Tale scala è suddivisa in tre differenti livelli: bisogni primari (fisiologici e di sicurezza), bisogni sociali (amore/appartenenza, riconoscimento) e bisogni del sè (autorealizzazione). L’individuo soddisfa i propri bisogni in modo progressivo, in una concezione stadiale, a partire dei bisogni fisiologici: non è possibile passare ad un livello successivo se non si è ancora attraversato il precedente. Proprio per questo motivo, l’approccio maslowiano è stato criticato, in quanto le persone soddisfano bisogni superiori anche in assenza di quelli inferiori.

Henry Murray  aveva già individuato venti bisogni fondamentali a partire, contrariamente all’approccio di Maslow, dalla concettualizzazione degli obiettivi; oltre ai cinque bisogni della piramide, ne sono presenti molti altri, tra cui quelli di aggressione, autonomia, comprensione, contrapposizione…

I filoni di studio e di ricerca sovra citati hanno portato gli esperti di marketing tradizionale ad operare una segmentazione del mercato, individuando targets (gruppi-obiettivo) di consumatori che possono essere interessati ad una certa offerta sulla base delle proprie motivazioni e bisogni. Come illustrato nel paradigma delle 4P (Product, Price, Place, Promotion), la variabile “cliente” è presa in considerazione solo marginalmente, in quanto il consumatore è visto come obiettivo delle azioni di marketing, volte a soddisfare desideri e bisogni. Gli strumenti di marketing tradizionale per la definizione di targets sono analitici, quantitativi e verbali; le ricerche socio demografiche descrivono i consumatori per età, sesso, centro di residenza, reddito, livello di istruzione: vengono così individuati degli “stili di vita”.

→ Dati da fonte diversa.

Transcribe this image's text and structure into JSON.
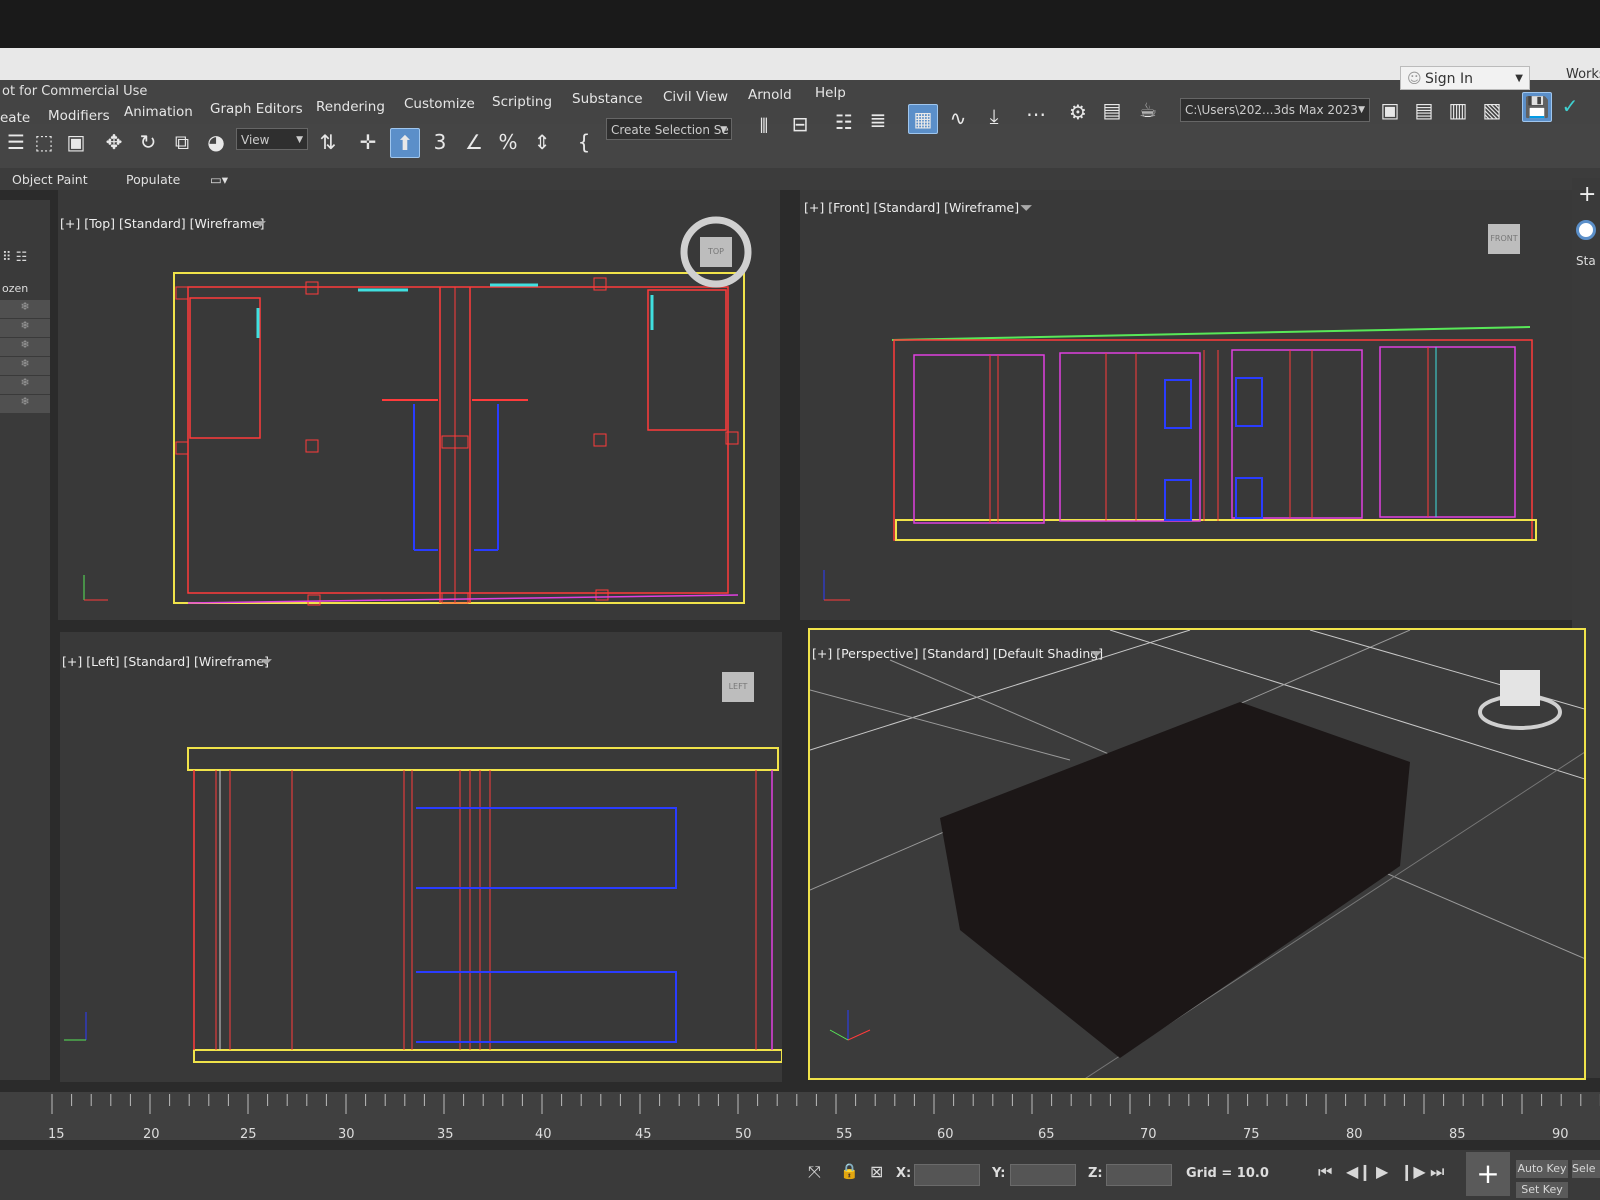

Nelle sue analisi di consumo, Pierre Bourdieu (1983)  introduce il concetto di habitus per identificare un insieme di disposizioni personali e preferenze che si riflettono nel gusto e nelle pratiche quotidiane di un determinato gruppo sociale. Conseguentemente, lo stile di vita manifesterebbe una visione del mondo che si configurerebbe in un orientamento verso pratiche e beni che si addicono a coloro che occupano una certa posizione nella società.

Nella concezione di Kotler:

“Lo stile di vita di una persona può essere definito come modello secondo cui l’individuo “si muove nel mondo” e si manifesta nell’insieme di attività, interessi, opinioni da questi scelti. Fornisce quindi un ritratto completo dell’individuo e del suo stile di interazione con l’ambiente”.

Il presupposto della segmentazione per stili di vita è che la personalità degli individui mantenga una certa coerenza interna, un nucleo di preferenze e gusti cui corrisponderebbero scelte di consumo.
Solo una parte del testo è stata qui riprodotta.